We all made it through my first day back in the office. I was soooo excited on the way home to see Livvy that I would even compare it to a puppy getting to go outside and play. Of course, Murphy's law, I scramble in the door, throw all my stuff down only to find her napping away in her swing. Since I'm not once to wake a sleeping baby, I just sat there and looked at her for a while until I could finally pick her up. She had a great day with Grandma, but we're still seeing flecks of blood in some of her diapers in spite of my dairy free diet so now we'll be going to a pediatric GI specialist on Tuesday.
Later in the evening I utterly depressed myself with the thought that my mom is going to be seeing my baby more than I will on a daily basis. I was jealous, angry even that there are people out there that someday Olivia will prefer over her own mother. I know having family watch her is the next best thing to Brian or I, but ughhhh at that moment I just really felt like screaming. I want to be back at work because I like the sense of independence and purpose that it gives me but then I want to be at home to see Olivia reaching milestones, and I want to be the one that's taking her to all her appointments. Plain and simple, right now I pretty much want it all.

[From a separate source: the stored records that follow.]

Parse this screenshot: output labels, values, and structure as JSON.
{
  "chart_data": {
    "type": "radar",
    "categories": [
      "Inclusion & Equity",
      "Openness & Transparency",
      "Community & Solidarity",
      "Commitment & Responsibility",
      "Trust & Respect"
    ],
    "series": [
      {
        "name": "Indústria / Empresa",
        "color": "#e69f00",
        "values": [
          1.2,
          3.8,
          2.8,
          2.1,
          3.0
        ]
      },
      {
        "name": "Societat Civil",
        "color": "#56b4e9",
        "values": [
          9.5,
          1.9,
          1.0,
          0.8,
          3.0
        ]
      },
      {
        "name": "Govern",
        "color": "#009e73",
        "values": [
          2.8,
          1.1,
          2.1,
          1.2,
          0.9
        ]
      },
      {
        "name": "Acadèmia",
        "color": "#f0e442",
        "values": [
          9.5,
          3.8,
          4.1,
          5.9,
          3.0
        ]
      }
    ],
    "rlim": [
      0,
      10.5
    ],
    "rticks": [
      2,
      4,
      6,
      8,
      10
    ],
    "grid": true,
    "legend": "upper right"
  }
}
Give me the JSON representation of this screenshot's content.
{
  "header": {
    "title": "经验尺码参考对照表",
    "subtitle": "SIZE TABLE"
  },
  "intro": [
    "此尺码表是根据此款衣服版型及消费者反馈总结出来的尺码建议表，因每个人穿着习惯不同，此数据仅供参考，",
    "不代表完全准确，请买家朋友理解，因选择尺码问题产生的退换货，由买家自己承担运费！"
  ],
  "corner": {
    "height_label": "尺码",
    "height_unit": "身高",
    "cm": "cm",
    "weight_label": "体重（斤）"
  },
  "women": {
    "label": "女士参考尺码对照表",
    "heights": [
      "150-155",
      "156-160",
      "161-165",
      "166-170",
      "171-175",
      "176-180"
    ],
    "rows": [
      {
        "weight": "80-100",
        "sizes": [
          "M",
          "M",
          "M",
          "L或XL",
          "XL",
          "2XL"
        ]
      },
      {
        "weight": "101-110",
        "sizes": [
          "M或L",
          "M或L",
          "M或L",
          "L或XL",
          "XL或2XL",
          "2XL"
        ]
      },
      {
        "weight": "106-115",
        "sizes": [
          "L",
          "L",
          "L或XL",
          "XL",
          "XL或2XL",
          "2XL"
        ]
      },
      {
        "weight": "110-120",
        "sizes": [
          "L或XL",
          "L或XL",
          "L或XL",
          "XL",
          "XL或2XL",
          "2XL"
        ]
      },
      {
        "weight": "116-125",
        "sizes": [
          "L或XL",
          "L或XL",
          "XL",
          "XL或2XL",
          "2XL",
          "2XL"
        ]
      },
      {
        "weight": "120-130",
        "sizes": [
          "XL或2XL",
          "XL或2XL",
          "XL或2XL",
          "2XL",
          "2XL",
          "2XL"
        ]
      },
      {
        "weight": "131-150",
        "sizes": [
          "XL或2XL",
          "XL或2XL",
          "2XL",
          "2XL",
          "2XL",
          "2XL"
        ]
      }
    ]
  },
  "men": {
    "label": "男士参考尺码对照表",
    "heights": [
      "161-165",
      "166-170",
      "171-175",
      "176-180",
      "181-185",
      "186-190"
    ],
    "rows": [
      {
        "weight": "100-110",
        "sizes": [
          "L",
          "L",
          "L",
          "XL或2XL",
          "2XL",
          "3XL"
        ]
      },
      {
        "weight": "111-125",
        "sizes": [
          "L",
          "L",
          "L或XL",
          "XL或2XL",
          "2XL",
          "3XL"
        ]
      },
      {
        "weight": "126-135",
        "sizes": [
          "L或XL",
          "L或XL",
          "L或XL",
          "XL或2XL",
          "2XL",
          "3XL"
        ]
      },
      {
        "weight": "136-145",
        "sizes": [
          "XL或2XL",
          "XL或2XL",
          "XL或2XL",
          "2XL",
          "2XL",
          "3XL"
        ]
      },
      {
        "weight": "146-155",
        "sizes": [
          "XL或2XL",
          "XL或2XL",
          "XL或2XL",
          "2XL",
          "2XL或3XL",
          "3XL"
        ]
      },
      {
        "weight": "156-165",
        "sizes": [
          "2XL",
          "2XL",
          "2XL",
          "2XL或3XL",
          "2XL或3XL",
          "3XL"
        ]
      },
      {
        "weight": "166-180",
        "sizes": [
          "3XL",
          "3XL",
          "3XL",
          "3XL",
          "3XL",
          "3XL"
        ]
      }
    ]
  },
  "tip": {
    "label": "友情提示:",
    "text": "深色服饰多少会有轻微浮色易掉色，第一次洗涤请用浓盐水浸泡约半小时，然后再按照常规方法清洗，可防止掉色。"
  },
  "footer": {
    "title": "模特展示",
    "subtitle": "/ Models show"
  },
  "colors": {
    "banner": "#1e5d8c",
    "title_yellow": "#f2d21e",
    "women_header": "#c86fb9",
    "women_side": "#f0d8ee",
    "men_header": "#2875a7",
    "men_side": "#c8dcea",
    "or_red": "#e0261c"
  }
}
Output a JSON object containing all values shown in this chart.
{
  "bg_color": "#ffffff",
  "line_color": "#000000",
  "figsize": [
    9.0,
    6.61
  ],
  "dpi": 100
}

Now sitting back and reflecting on it, there's a whole lot of "I" there and not much "we". So I will say that Olivia wants her Mommy at home with her and going to all her appointments as well. Now that's two votes!
Time with our baby girl is so precious and while I certainly want to believe that she has a whole long life ahead of her where she is going to drive me so crazy sometimes that I want to send her to live on a different planet - I'm not convinced yet. The Glenn is looming ahead of us and she's been doing so well but it's a new surgery with new obstacles to face and I'm not resting on our laurels. I look at this surgery just as risky as the Norwood even though the survival rates are better. We could always be on the unlucky end of those numbers and I won't ever forget that fact. Enough gloom and doom from me today, it is a beautiful day and hopefully Bri and I will be ever to take our little missy for a walk tonight.